Windows 7: Vista Mark II E-mail
by Sam Varghese   
Friday, 29 May 2009
For sometime earlier this year, there was much talk about how Windows 7 was going to play saviour to rescue its creators from the cesspit that Vista had created. Now it looks like even the biggest fans of that company in Redmond have realised that it is another dud.
I guess the disillusionment has begun with the netbook; for a while Windows 7 was going to run on netbooks at speeds that would rival that of XP. But when Microsoft decided that netbooks needed to be redefined - the classic tactic of moving the goalposts when your argument misses its mark - then the scales fell from admiring eyes.

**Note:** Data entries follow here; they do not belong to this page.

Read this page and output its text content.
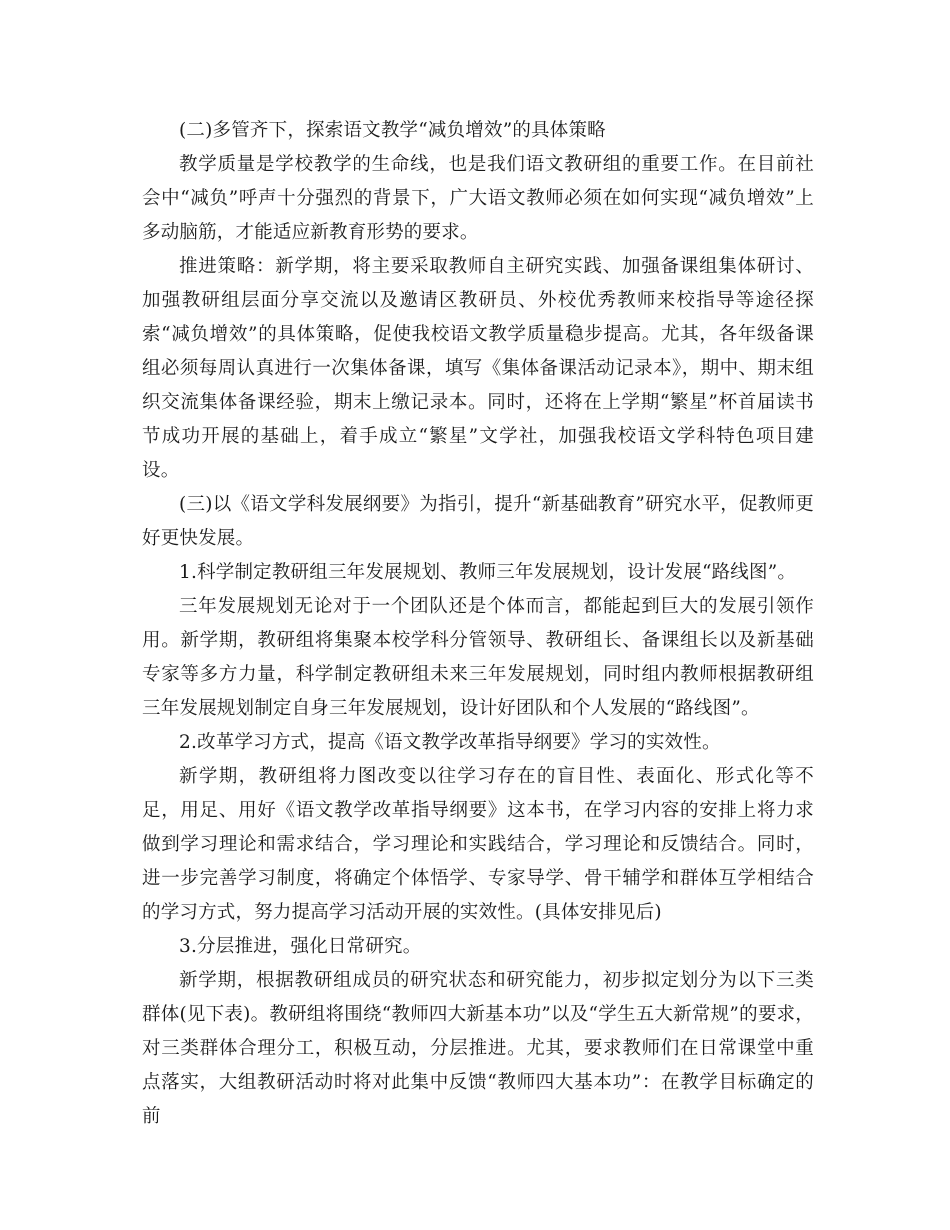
(二)多管齐下，探索语文教学“减负增效”的具体策略

教学质量是学校教学的生命线，也是我们语文教研组的重要工作。在目前社会中“减负”呼声十分强烈的背景下，广大语文教师必须在如何实现“减负增效”上多动脑筋，才能适应新教育形势的要求。

推进策略：新学期，将主要采取教师自主研究实践、加强备课组集体研讨、加强教研组层面分享交流以及邀请区教研员、外校优秀教师来校指导等途径探索“减负增效”的具体策略，促使我校语文教学质量稳步提高。尤其，各年级备课组必须每周认真进行一次集体备课，填写《集体备课活动记录本》，期中、期末组织交流集体备课经验，期末上缴记录本。同时，还将在上学期“繁星”杯首届读书节成功开展的基础上，着手成立“繁星”文学社，加强我校语文学科特色项目建设。

(三)以《语文学科发展纲要》为指引，提升“新基础教育”研究水平，促教师更好更快发展。

1.科学制定教研组三年发展规划、教师三年发展规划，设计发展“路线图”。

三年发展规划无论对于一个团队还是个体而言，都能起到巨大的发展引领作用。新学期，教研组将集聚本校学科分管领导、教研组长、备课组长以及新基础专家等多方力量，科学制定教研组未来三年发展规划，同时组内教师根据教研组三年发展规划制定自身三年发展规划，设计好团队和个人发展的“路线图”。

2.改革学习方式，提高《语文教学改革指导纲要》学习的实效性。

新学期，教研组将力图改变以往学习存在的盲目性、表面化、形式化等不足，用足、用好《语文教学改革指导纲要》这本书，在学习内容的安排上将力求做到学习理论和需求结合，学习理论和实践结合，学习理论和反馈结合。同时，进一步完善学习制度，将确定个体悟学、专家导学、骨干辅学和群体互学相结合的学习方式，努力提高学习活动开展的实效性。(具体安排见后)

3.分层推进，强化日常研究。

新学期，根据教研组成员的研究状态和研究能力，初步拟定划分为以下三类群体(见下表)。教研组将围绕“教师四大新基本功”以及“学生五大新常规”的要求，对三类群体合理分工，积极互动，分层推进。尤其，要求教师们在日常课堂中重点落实，大组教研活动时将对此集中反馈“教师四大基本功”：在教学目标确定的前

There's no need to wonder anymore: Windows 7 will be Vista Mark II. The time for illusions is over and the real stuff is being jammed into the innards of this great operating system - to use bizspeak, " as we speak, 24/7, seamlessly."

What has passed for a netbook all this time never was. No, the new specs which Microsoft has brought to the table are those of a low-end laptop. You need to pay through the nose for a toy too.

It looks like all the positive press about Windows 7 has emboldened the beast of Redmond to stretch out its claws. Customers are being told bluntly that they will have to pay more from now on - witness the case of the Australian charities and that of New Zealand.

The chickens are being counted well and truly before they are hatched.

They've even got Asus onside, to shout loud and clear that Linux has no future on netbooks. What did it take to come up with that kind of talk, that flies in the face of every bit of logic?

With Windows 7, it looks like Microsoft has shot its bolt. The Vista fiasco is going to be repeated. XP will have to be pulled out of the dustbins and retained on desktops as the world waits, in a breathless state, for Windows 8. Or 9. Or maybe 12.

The forthcoming launch of a new search service tells us one thing - the old one was a miserable failure. It's part of a tale that says much about Microsoft these days. With Ballmer guiding the ship, it looks like things are lurching from one crisis to another. Something like the Titanic on steroids.

The dud Zune has now been relaunched but it will fail too, in the face of the Apple challenge. Saddam Hussein's tactics don't work in this kind of war.